Two unrelated families segregating skewed X inactivation were reported.21 The skewed patterns of X inactivation in some females were associated with a mutation in the XIST minimal promoter. The authors proposed that this mutation in the XIST minimal promoter results in preferential choice of this chromosome as the inactive X. Notable is the fact that the extent of skewing was variable in these families; not all the females were skewed to the same extent, and most of them did not show the extreme skewing we have observed. Plenge et al21 suggested that the promoter mutation observed in their two unrelated families might be the cause of nonrandom inactivation in other families as well.

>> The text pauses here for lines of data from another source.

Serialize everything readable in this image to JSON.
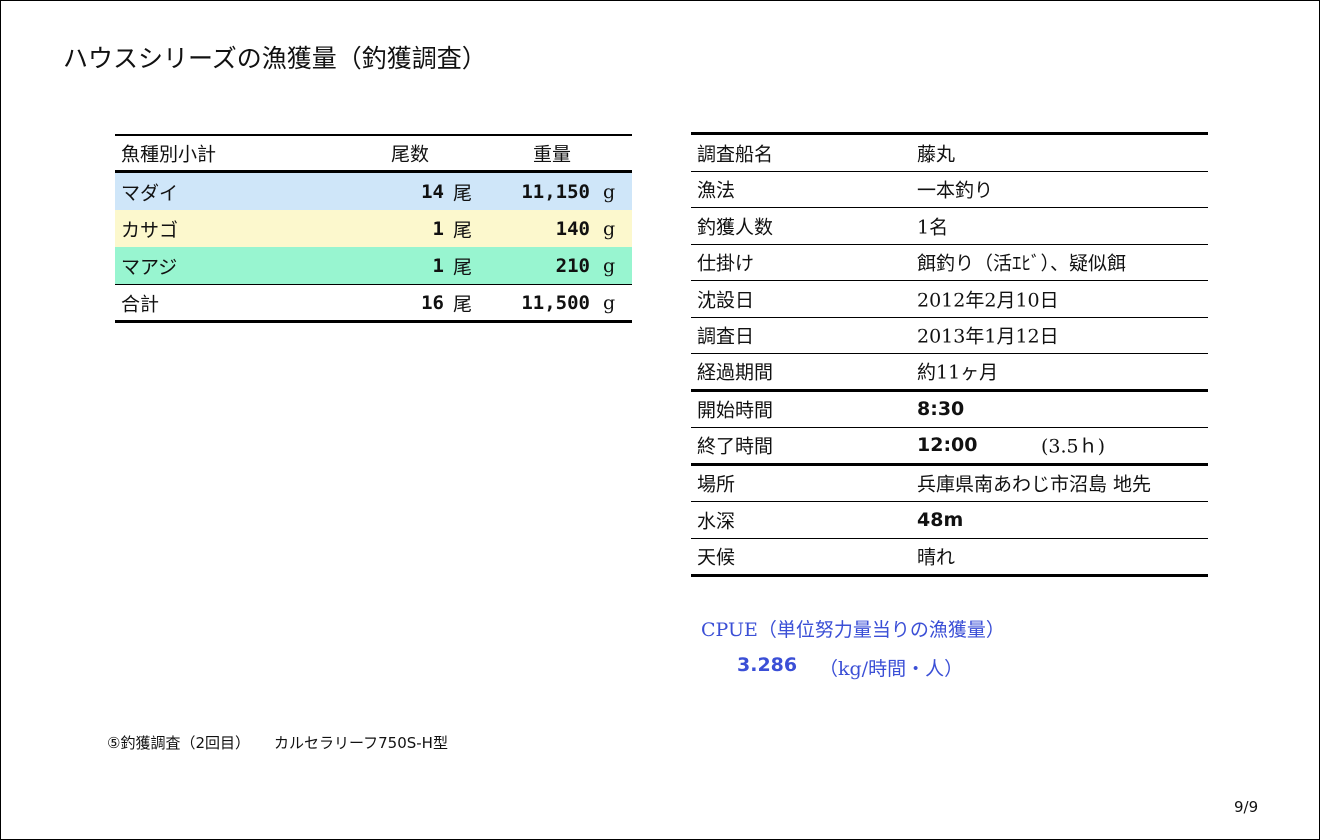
{
  "title": "ハウスシリーズの漁獲量（釣獲調査）",
  "catch_table": {
    "headers": {
      "species": "魚種別小計",
      "count": "尾数",
      "weight": "重量"
    },
    "rows": [
      {
        "name": "マダイ",
        "count": "14",
        "count_unit": "尾",
        "weight": "11,150",
        "weight_unit": "g",
        "bg": "#cfe6f9"
      },
      {
        "name": "カサゴ",
        "count": "1",
        "count_unit": "尾",
        "weight": "140",
        "weight_unit": "g",
        "bg": "#fcf8cd"
      },
      {
        "name": "マアジ",
        "count": "1",
        "count_unit": "尾",
        "weight": "210",
        "weight_unit": "g",
        "bg": "#98f5d0"
      }
    ],
    "total": {
      "name": "合計",
      "count": "16",
      "count_unit": "尾",
      "weight": "11,500",
      "weight_unit": "g"
    }
  },
  "info_table": [
    {
      "label": "調査船名",
      "value": "藤丸"
    },
    {
      "label": "漁法",
      "value": "一本釣り"
    },
    {
      "label": "釣獲人数",
      "value": "1名"
    },
    {
      "label": "仕掛け",
      "value": "餌釣り（活ｴﾋﾞ）、疑似餌"
    },
    {
      "label": "沈設日",
      "value": "2012年2月10日"
    },
    {
      "label": "調査日",
      "value": "2013年1月12日"
    },
    {
      "label": "経過期間",
      "value": "約11ヶ月"
    },
    {
      "label": "開始時間",
      "value": "8:30"
    },
    {
      "label": "終了時間",
      "value": "12:00",
      "note": "(3.5ｈ)"
    },
    {
      "label": "場所",
      "value": "兵庫県南あわじ市沼島 地先"
    },
    {
      "label": "水深",
      "value": "48m"
    },
    {
      "label": "天候",
      "value": "晴れ"
    }
  ],
  "cpue": {
    "label": "CPUE（単位努力量当りの漁獲量）",
    "value": "3.286",
    "unit": "（kg/時間・人）",
    "color": "#3b4fd6"
  },
  "caption": {
    "survey": "⑤釣獲調査（2回目）",
    "model": "カルセラリーフ750S-H型"
  },
  "page_number": "9/9"
}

To our knowledge, ours is the first family where it is possible to demonstrate that extreme skewing has been transmitted to three females in two generations, with the same X chromosome being the active one in all of them. A likely possibility is that the X chromosome that is consistently active in each of these females has some abnormality within its XIC. To determine if this was true, we examined the promoter of the XIST gene in our family. However, neither the previously reported mutation nor any other mutation within the minimal promoter was found. Therefore, we can exclude that the maternal X chromosome carries a mutation in the minimal promoter that blocks the expression of its own XIST. Of interest, Pereira and Zatz25 also did not find the C43G promoter mutation in 66 females with highly skewed X inactivation, so it seems not to be a common cause of skewing.

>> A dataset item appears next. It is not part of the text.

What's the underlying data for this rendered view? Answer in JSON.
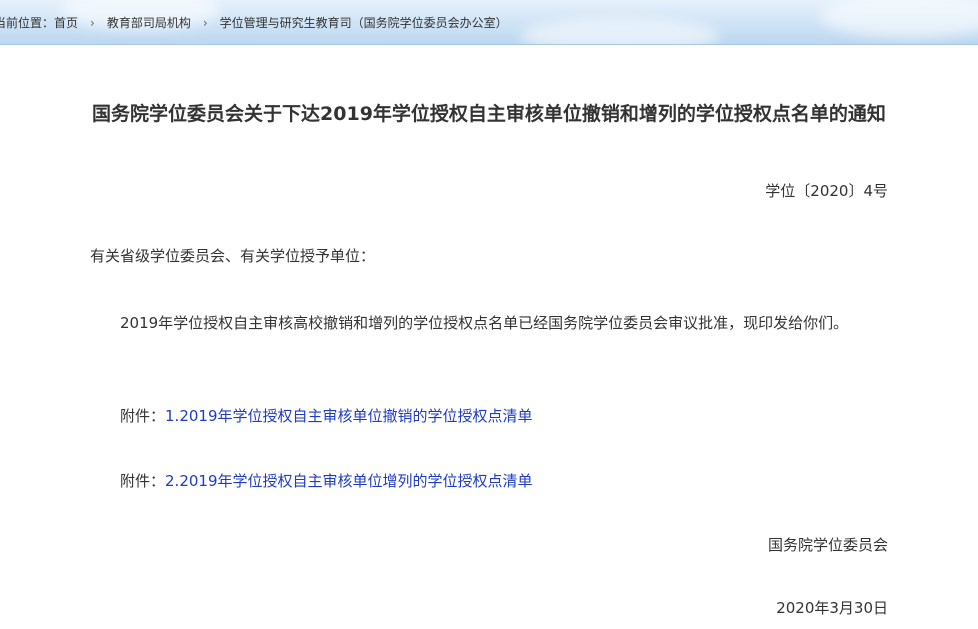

Yet, XIST, or other regulatory sequences in the XIC, remain the best candidates for the locus responsible for the extreme skewing that we observed. The analysis of the G15994A polymorphism within the XIST gene23 shows that each female has the same XIST allele – the one with XIST G ; hence, they are likely to have inherited the same XIC region. Although we know, based on transmission data, that the grandmother of the proband (I-2) is heterozygous for the XIST, having both A and G alleles, we cannot determine the phase with respect to her other X-linked markers. As she had the XIST G allele, it is more likely that she also had skewed X inactivation; in this case, her active X would always be the one with the XIST G allele. As she did not manifest HA, her mutant F8C gene had to be coupled with the XIST A allele on her inactive X. As a consequence, the HA mutation was silent because in this case the skewing favoured cells expressing the wild-type F8C allele. However, we cannot rule out a germinal mosaicism either for the HA mutation or for a XIC deregulation. Recombination between F8C and XIST alleles is expected to occur frequently because of the great distance between the two loci. Finding the G containing XIST allele on the active X in normal male, III-1 is consistent with this expectation. Therefore, based on all our observations, it seems reasonable to postulate that some kind of alteration occurred within the XIC of the maternal X chromosome that prevents it from being the inactive X, or alternatively makes it more likely to be the active X. However, we cannot rule out the influence of a yet unidentified, X-linked control locus or a growth advantage unknown locus.26, 27

As the nonrandom X inactivation involves the same chromosome in all manifesting heterozygotes, and that chromosome carries the XIST G allele, it is tempting to speculate that the daughters of III-1 will have skewed X inactivation in the absence of HA. As this healthy male has the XIST G allele and, therefore, the same XIC region shared with the haemophiliac females, he will transmit an X chromosome that also is unable to inactivate. In any case, we believe that the best interpretation of our studies is that the haemophilia in these heterozygotes is ultimately attributable to primary nonrandom X inactivation occurring during embryogenesis, at the onset of the inactivation process.